Certificates and Key variables

This section is for setting up BOSH certificates to used in the CF Deployment Concourse Task in our infrastructure pipeline.

The way concourse will find and interpolate the variables for the certificates and github keys will be through the concourse's credhub. (i.e trelawney_cf_lb_cert.certificate). The way to set this up or read them will be:

  1. Go to relint-envs and target the env by going to environment/ci/concourse.
  2. DIRENV will export the necessary configs to have you targeting the Bosh and Credhub.
  3. The credhub certificates for the environment can be set using Credhub
    • To generate a self-signed certificate you can run:
    credhub generate -n /concourse/main/<VARIABLE NAME in Concourse (i.e trelawney_cf_lb_cert)> \
    -t certificate -c <DOMAIN OF THE CLOUDFOUNDRY (i.e maxime.cf-app.com)> \
    -o'Cloud Foundry' -u 'R&D' -i 'San Francisco' -s 'California' -y US \
    --self-sign
    
    • This will create an entry you can use in the concourse pipeline for both the certificate and the private key. (I.e ((<VARIABLE_NAME>.certificate)) and ((<VARIABLE_NAME>.private_key))

Example: Maxime with a standard bosh director in one az

In the relint-env Maxime, we provide a deploy script to handle this case: https://github.com/cloudfoundry/relint-envs/blob/master/environments/dev/maxime/deploy .

Before this running this script, you'll need to ensure your load balancers are created and certificates provided.

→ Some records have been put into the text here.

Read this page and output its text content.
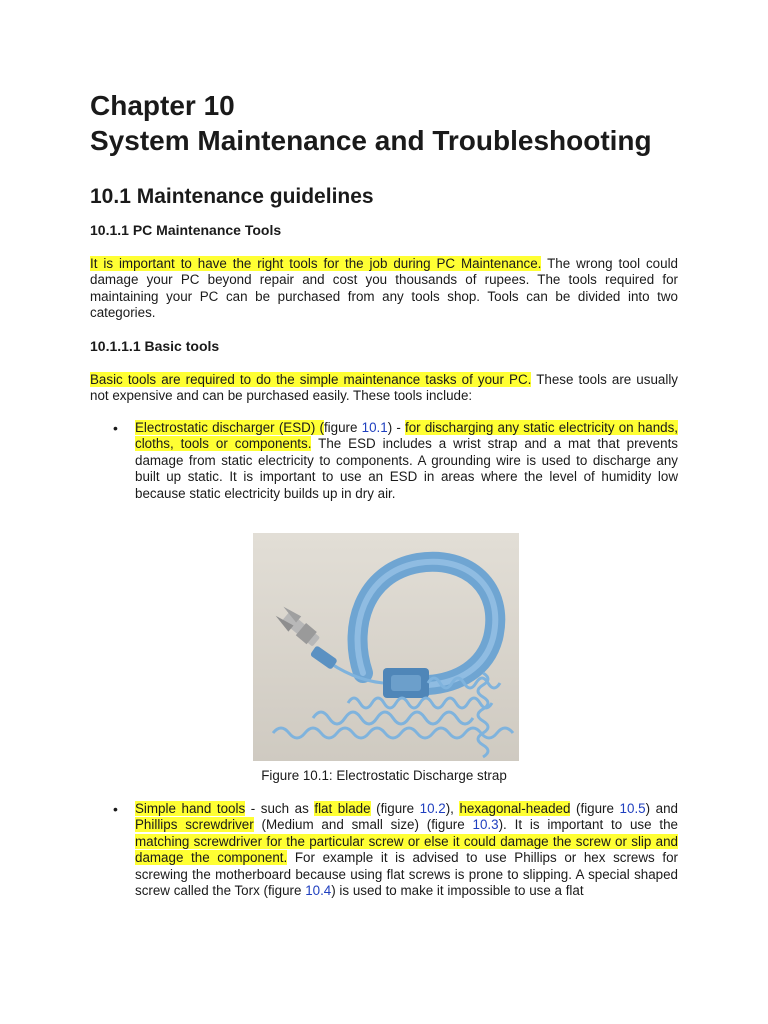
Chapter 10
System Maintenance and Troubleshooting
10.1 Maintenance guidelines
10.1.1 PC Maintenance Tools

It is important to have the right tools for the job during PC Maintenance. The wrong tool could damage your PC beyond repair and cost you thousands of rupees. The tools required for maintaining your PC can be purchased from any tools shop. Tools can be divided into two categories.

10.1.1.1 Basic tools

Basic tools are required to do the simple maintenance tasks of your PC. These tools are usually not expensive and can be purchased easily. These tools include:

• Electrostatic discharger (ESD) (figure 10.1) - for discharging any static electricity on hands, cloths, tools or components. The ESD includes a wrist strap and a mat that prevents damage from static electricity to components. A grounding wire is used to discharge any built up static. It is important to use an ESD in areas where the level of humidity low because static electricity builds up in dry air.

Figure 10.1: Electrostatic Discharge strap

• Simple hand tools - such as flat blade (figure 10.2), hexagonal-headed (figure 10.5) and Phillips screwdriver (Medium and small size) (figure 10.3). It is important to use the matching screwdriver for the particular screw or else it could damage the screw or slip and damage the component. For example it is advised to use Phillips or hex screws for screwing the motherboard because using flat screws is prone to slipping. A special shaped screw called the Torx (figure 10.4) is used to make it impossible to use a flat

For this, we provide an infrastructure job at: https://concourse.wg-ard.ci.cloudfoundry.org/teams/main/pipelines/infrastructure?group=dev .

So the full workflow looks like:

  1. Create the expected load balancer certs in credhub if they do not already exist (or are expired) according to the Certificates and Key variables section
  2. Run the setup-infrastructure-maxime job
  • for snitch (lite) env, the IP address in the DNS entry should be for the director VM (which you can find in the bbl-state file or from VM info in the Snitch GCP project)
  1. Update the environment DNS record in the shared-dns-account on AWS (TODO: move to relint.rocks subdomain)
  2. Check out the desired version of CF-deployment in your workspace directory (TODO: dedupe the gopath one)
  3. Upload your stemcell(s) of choice for the upcoming deploy
  4. Modify the deploy script as desired (the provided script does not have anything special included)
  5. Run the script

External Resources

Resources not deployed by BOSH are generally codified as terraform templates. For example, the external database configuration for the upgrade/trelawney environment exists in the bbl-config/terraform directory so that all infrastructure provisioning happens in the bbl up step of the infrastructure pipeline jobs that manage that environment.

In general, we try to wire these resources into the rest of our CI pipelines to avoid having hard-coded references in unrelated places that have to be kept in sync with the actual infrastructure. For example, the external DB instance name is an output from the terraform templates that create it, which allows it to be consumed via a file when creating or deleting the databases used by the upgrade test.